A blow to the cocaine industry
Alameda event marks what officials call largest maritime haul in history
By Peter Hegarty, MEDIANEWS STAFF
Article Launched: 04/24/2007 02:37:33 AM PDT
Click photo to enlargePetty Officer 3rd class, Danielle Desvergers, counts the bails of cocaine being stacked outside...«12345»ALAMEDA — Saying the seizure was the largest ever in maritime history, more than 20 tons of cocaine taken from a Panamanian freighter was offloaded and put briefly on display in Alameda on Monday by Coast Guard officials.
Crewmembers from the cutter Sherman, who discovered the contraband March 17 while patrolling about 20 miles off the coast of Panama, stacked the 765 plastic bags containing the substance on the dock at Alameda's Coast Guard Island as armed agents from the U.S. Drug Enforcement Administration looked on.
The 42,845 pounds of cocaine could fetch an estimated $300 million on the street, authorities said.
Along with seizing the cocaine, the Coast Guard took into custody 14 Panamanian and Mexican crew members from aboard the freighter Gatun, and the men are now awaiting prosecution by American authorities. "About halfway through counting the bags we knew we must be close to the record in terms of seizures," said Petty Officer 1st Class Michael Aguilera, who led the heavily armed Coast Guard boarding party aboard the Gatun.
The cocaine was discovered in two of the 12 large cargo containers lashed to the ship's deck, Aguilera said.
Initially, the boarding party was not sure how much cocaine was in the containers because the men could open the doors only about 8 inches, Aguilera said.
But Lt. j.g. Clifton Harrison was able to squeeze in with a digital camera.
"He said, 'It's big,' and started chuckling," Aguilera said.
Among those on hand for the offloading at Berth 2 were Rear Adm. Jody Breckenridge, who commands the 11th Coast Guard District, and Capt.
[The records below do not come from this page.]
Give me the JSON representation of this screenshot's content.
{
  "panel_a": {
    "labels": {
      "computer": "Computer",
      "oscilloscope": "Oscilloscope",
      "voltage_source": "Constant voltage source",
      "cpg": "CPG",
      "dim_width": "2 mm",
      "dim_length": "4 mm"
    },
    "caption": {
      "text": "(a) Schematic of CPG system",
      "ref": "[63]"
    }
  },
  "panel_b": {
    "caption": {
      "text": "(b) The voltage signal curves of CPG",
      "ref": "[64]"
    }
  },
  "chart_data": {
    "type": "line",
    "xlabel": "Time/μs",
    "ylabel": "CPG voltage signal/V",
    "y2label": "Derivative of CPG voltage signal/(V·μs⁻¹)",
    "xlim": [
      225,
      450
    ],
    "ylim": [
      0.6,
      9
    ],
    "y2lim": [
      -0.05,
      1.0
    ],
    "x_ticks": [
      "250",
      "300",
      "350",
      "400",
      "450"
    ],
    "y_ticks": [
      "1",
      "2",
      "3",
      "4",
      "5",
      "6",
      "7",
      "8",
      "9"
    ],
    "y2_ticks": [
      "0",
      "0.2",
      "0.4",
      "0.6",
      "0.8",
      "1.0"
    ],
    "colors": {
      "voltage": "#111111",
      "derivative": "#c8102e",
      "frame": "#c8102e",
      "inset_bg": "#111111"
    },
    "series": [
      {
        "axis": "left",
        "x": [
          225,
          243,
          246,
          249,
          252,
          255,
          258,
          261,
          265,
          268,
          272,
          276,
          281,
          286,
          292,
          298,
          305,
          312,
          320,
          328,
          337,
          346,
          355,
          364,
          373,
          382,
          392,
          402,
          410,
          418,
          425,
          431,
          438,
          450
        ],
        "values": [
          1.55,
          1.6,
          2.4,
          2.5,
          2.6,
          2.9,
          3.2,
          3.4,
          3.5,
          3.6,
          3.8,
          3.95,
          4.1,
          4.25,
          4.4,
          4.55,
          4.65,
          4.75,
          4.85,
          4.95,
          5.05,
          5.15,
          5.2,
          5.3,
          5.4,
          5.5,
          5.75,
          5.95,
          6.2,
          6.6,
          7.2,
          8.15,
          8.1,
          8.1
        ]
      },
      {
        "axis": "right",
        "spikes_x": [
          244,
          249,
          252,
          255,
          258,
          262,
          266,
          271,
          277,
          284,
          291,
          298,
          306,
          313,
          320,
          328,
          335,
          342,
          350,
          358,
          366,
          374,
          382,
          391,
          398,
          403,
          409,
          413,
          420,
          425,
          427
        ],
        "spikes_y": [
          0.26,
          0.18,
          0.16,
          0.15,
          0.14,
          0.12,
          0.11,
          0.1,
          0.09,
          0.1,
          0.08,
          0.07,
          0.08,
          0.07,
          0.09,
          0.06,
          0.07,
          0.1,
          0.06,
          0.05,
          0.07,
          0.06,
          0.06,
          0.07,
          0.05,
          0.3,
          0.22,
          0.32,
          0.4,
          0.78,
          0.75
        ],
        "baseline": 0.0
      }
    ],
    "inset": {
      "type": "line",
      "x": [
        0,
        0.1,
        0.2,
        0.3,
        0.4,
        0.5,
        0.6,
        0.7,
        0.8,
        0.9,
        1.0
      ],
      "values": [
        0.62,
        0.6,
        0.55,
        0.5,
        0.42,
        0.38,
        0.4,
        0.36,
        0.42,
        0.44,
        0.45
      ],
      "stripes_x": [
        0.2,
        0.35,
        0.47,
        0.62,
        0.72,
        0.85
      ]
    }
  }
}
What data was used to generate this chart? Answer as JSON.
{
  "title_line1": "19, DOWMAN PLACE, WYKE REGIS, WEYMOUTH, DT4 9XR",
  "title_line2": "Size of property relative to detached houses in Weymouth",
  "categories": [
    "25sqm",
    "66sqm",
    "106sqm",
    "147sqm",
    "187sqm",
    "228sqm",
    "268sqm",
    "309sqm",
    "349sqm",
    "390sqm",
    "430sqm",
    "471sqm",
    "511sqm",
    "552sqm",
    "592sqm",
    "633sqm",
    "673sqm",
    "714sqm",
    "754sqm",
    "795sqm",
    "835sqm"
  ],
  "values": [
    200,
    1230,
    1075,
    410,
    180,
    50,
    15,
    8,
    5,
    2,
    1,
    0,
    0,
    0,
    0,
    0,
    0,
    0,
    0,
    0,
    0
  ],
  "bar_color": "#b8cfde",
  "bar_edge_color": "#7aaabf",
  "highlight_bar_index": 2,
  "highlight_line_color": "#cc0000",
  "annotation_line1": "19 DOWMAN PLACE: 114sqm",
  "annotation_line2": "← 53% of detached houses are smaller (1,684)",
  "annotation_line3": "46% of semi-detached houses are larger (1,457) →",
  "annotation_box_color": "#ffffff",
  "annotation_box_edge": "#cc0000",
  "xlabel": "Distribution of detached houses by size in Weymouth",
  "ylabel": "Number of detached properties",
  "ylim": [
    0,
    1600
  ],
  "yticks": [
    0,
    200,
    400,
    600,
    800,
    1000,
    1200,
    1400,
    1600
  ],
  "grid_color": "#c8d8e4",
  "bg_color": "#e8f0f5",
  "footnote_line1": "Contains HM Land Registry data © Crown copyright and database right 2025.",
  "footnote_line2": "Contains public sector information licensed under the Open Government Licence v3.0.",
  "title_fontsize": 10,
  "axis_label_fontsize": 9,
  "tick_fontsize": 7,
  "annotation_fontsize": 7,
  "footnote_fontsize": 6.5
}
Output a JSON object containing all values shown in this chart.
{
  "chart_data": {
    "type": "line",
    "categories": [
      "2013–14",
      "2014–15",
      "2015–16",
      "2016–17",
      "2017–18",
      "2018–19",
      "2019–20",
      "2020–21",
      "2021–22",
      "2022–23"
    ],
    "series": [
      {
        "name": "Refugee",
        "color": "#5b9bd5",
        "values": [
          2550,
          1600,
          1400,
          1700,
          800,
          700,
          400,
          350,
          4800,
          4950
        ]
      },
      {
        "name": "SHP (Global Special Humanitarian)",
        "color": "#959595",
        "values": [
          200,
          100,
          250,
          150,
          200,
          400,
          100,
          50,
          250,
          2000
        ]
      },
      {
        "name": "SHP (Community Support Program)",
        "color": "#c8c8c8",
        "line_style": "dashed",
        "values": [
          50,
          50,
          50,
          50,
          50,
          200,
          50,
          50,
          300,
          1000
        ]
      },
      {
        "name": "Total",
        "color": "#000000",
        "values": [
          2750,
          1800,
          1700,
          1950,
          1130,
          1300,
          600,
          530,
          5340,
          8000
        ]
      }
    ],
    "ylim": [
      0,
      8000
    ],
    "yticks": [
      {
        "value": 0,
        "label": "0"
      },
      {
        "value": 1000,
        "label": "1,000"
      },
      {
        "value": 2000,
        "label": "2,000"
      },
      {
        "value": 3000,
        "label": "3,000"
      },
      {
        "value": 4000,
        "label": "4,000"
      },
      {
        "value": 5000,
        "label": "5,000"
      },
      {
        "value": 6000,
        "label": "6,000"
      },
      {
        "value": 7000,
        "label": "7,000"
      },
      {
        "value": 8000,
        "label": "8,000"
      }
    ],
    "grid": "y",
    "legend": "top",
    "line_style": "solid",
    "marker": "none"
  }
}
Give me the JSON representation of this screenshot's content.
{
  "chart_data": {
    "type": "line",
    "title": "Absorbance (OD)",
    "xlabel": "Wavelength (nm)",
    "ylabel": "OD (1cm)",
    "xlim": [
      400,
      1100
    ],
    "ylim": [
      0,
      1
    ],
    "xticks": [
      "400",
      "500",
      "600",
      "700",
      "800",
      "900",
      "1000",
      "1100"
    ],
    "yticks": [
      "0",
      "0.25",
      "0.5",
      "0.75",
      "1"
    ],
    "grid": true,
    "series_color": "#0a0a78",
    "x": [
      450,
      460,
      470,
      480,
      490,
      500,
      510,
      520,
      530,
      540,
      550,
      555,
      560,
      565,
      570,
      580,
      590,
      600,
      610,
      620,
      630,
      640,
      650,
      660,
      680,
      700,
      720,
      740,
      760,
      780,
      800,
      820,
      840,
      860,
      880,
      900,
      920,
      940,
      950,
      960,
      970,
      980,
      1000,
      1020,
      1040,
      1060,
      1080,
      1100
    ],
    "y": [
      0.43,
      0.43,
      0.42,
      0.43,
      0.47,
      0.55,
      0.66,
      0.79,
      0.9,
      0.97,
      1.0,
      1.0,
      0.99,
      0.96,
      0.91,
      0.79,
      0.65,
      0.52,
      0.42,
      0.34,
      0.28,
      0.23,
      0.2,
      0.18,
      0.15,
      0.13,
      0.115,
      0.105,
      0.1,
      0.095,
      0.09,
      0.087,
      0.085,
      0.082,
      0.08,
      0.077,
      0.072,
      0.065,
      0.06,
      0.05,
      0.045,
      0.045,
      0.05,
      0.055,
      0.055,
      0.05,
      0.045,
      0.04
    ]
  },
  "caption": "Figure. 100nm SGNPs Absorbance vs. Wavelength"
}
Charlie Diaz, who commands the Sherman.
"It's heroic business and it happens every day," Diaz said about the seizure. "Not just on this cutter but on cutters throughout the nation."
In addition to seizing the cocaine from the Gatun, the Sherman's crew seized narcotics from two other vessels during the 101-day patrol and rescued an American man who had fallen from his sailing boat off the Mexican coast.
The Sherman, a 378-foot cutter launched in 1968 and stationed at Alameda since 1979, has set records before. Its crew found 82 tons of marijuana aboard a Panamanian freighter in October 1976, which was then the largest drug seizure on record.
The Coast Guard's largest cocaine seizures before the discovery aboard the Gatun were the 26,397 pounds from the Cambodian-flagged Svesda Maru on May 1, 2001, and the 30,109 pounds from the unflagged Lina Maria on Sept. 17, 2004.
Breckenridge said information from the DEA led the Sherman to the Gatun. "They had intelligence that allowed us to target the vessel and to follow through with the seizure," she said.
The San Diego-based cutter Hamilton also took part in the seizure of the cocaine from the Gatun.
Uttam Dhillon, the director of counter-narcotics enforcement for Department of Homeland Security and a federal prosecutor in the 1990s, was among the officials watching the Sherman crew offload the seized contraband.
"I never prosecuted, or dreamed of prosecuting, a 20-ton cocaine case," Dhillon said.